Melalui pengumuman resmi di Spotify Newsroom yang dipublikasikan pada 7 Mei 2026, Spotify mengungkapkan fitur DJ kini hadir di lebih banyak negara sekaligus menambah empat pilihan bahasa baru.
Empat bahasa tambahan tersebut meliputi bahasa Prancis, Jerman, Italia, dan Portugis Brasil.
Kehadiran bahasa baru ini membuat pengalaman mendengarkan musik terasa lebih personal bagi pengguna di berbagai wilayah dunia.
Spotify menjelaskan, sejak pertama kali diluncurkan pada 2023, fitur DJ versi beta telah digunakan oleh sekitar 94 juta pelanggan Premium.
Fitur ini membantu pengguna menemukan lagu favorit baru sekaligus menghadirkan kembali lagu-lagu lama yang mungkin sudah lama tidak diputar.
DJ Spotify bekerja dengan menganalisis kebiasaan mendengarkan musik pengguna.
Setelah itu, sistem akan membuat daftar putar yang disesuaikan dengan selera masing-masing pengguna.
Tidak hanya memutar musik, fitur ini juga memberikan komentar layaknya seorang penyiar radio pribadi.
Pengguna dapat mendengar penjelasan singkat, rekomendasi lagu baru, hingga informasi menarik terkait artis favorit mereka.
Spotify juga menghadirkan fitur “DJ requests” yang memungkinkan pengguna meminta suasana musik tertentu.

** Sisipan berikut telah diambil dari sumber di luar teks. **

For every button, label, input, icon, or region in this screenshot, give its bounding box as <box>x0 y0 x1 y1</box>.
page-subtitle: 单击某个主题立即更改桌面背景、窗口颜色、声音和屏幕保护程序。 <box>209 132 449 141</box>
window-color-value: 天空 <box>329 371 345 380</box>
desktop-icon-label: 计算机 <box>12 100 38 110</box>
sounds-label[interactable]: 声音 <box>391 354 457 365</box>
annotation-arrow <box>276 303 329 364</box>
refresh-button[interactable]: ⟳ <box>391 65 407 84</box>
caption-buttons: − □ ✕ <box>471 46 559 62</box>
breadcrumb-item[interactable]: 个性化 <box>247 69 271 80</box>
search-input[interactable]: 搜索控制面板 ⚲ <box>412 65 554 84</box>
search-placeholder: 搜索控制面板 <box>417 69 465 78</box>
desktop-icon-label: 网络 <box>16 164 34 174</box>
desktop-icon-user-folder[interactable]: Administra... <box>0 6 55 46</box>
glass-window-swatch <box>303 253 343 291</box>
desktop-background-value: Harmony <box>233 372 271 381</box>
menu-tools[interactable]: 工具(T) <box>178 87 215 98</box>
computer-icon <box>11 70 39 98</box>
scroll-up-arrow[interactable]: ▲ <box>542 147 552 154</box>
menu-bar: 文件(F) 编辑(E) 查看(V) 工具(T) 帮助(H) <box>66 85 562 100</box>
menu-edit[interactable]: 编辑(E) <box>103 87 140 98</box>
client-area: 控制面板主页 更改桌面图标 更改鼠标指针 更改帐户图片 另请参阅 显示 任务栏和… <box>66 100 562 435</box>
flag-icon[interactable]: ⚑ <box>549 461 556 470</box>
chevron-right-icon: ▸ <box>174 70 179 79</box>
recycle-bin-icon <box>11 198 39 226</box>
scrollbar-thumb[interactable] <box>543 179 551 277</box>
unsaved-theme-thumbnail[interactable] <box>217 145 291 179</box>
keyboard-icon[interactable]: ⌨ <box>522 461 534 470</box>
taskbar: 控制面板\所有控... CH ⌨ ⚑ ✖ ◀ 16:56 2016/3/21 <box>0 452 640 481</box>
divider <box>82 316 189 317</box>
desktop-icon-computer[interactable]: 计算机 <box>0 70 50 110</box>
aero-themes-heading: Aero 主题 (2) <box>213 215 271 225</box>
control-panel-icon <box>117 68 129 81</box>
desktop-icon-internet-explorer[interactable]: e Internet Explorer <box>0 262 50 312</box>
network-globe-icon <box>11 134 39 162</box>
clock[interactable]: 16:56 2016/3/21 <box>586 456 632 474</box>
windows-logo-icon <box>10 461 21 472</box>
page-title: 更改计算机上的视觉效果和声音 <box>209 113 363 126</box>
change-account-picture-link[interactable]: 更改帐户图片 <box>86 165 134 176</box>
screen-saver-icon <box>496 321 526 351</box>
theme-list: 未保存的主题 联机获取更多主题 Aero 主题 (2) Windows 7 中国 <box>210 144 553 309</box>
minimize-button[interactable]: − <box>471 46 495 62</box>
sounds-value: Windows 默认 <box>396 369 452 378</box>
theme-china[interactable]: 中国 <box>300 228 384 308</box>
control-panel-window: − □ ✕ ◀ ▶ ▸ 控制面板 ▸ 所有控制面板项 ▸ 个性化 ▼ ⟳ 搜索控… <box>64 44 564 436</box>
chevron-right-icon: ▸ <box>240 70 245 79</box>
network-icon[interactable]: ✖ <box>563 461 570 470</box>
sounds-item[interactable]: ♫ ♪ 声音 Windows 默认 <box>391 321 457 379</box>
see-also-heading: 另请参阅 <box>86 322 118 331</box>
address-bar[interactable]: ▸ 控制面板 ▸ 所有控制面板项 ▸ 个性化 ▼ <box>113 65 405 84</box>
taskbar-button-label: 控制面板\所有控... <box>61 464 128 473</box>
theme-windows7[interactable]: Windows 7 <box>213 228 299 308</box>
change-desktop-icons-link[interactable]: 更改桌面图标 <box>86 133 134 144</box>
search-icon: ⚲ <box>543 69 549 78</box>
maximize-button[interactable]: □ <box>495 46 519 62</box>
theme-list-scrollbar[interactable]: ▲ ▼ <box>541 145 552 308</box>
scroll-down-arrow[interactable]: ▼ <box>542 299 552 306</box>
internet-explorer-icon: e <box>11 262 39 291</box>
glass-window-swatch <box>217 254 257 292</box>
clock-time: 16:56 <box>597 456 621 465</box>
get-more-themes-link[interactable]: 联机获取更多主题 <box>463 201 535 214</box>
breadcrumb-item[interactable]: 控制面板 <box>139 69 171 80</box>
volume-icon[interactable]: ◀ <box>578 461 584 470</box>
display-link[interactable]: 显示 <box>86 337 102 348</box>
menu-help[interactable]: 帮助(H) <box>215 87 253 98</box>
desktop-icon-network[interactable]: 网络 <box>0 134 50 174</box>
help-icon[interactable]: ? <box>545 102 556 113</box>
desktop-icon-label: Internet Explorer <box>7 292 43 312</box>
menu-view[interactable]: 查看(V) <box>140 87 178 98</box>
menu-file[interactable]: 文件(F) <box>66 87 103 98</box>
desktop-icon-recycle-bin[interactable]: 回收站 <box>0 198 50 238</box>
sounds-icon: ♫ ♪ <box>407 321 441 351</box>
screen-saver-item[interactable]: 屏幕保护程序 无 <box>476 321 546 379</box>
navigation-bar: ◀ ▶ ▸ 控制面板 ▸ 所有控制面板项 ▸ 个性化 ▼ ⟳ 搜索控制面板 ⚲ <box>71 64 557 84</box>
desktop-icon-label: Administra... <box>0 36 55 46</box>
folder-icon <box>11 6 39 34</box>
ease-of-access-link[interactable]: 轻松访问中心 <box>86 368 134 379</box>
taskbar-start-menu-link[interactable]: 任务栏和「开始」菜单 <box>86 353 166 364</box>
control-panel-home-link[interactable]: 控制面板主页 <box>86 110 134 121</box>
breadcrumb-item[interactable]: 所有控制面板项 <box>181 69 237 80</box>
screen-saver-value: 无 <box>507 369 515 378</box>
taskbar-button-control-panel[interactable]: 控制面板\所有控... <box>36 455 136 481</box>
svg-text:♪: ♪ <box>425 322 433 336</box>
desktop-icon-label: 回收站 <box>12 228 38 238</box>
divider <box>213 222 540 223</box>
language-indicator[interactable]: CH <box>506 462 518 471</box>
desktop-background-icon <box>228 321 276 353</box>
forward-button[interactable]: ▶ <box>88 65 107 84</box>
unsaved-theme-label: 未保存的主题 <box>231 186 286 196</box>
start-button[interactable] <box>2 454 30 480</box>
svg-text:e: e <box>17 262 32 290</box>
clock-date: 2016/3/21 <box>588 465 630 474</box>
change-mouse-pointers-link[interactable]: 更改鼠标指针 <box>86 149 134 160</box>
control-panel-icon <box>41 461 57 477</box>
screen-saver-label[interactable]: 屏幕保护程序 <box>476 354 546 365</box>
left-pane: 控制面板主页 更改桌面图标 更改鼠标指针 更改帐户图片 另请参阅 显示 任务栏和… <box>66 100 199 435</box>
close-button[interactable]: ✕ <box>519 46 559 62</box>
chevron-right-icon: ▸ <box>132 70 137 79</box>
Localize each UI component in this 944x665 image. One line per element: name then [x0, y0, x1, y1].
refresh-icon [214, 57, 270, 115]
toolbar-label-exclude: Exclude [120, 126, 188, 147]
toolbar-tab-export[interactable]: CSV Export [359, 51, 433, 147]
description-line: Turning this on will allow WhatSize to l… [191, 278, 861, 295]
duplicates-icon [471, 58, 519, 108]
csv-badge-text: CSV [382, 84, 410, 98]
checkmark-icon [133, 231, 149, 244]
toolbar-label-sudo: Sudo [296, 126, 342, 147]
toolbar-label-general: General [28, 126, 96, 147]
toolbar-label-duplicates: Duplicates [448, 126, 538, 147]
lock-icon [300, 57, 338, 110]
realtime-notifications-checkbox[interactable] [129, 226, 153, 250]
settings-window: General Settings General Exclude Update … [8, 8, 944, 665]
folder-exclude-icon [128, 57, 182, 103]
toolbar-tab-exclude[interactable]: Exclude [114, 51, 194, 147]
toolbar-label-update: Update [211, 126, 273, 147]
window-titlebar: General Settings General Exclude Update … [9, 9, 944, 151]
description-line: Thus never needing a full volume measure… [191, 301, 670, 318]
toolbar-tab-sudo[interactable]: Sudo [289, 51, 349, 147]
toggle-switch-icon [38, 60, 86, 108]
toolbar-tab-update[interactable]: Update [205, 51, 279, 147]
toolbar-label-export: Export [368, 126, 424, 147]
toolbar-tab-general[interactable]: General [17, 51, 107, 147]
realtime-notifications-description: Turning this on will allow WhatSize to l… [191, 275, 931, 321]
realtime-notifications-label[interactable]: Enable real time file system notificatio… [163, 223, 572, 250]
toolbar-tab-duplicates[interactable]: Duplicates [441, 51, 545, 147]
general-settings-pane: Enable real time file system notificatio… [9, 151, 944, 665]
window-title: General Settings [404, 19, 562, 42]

Baca juga: Spotify Rilis Fitur Fitness Baru, Bisa Olahraga Sambil Dengarkan Playlist
Pengguna bisa meminta playlist dengan nuansa santai, lagu romantis untuk makan malam, atau musik penuh energi untuk pesta.
Permintaan tersebut dapat dilakukan melalui suara maupun teks dengan menekan tombol DJ di aplikasi Spotify.
Selain penambahan bahasa, Spotify juga memperluas ketersediaan fitur DJ ke sejumlah negara baru, seperti Austria, Brazil, France, Germany, Italy, Portugal, South Korea, dan Switzerland.
Dengan ekspansi ini, fitur DJ Spotify kini telah tersedia di lebih dari 75 pasar di seluruh dunia.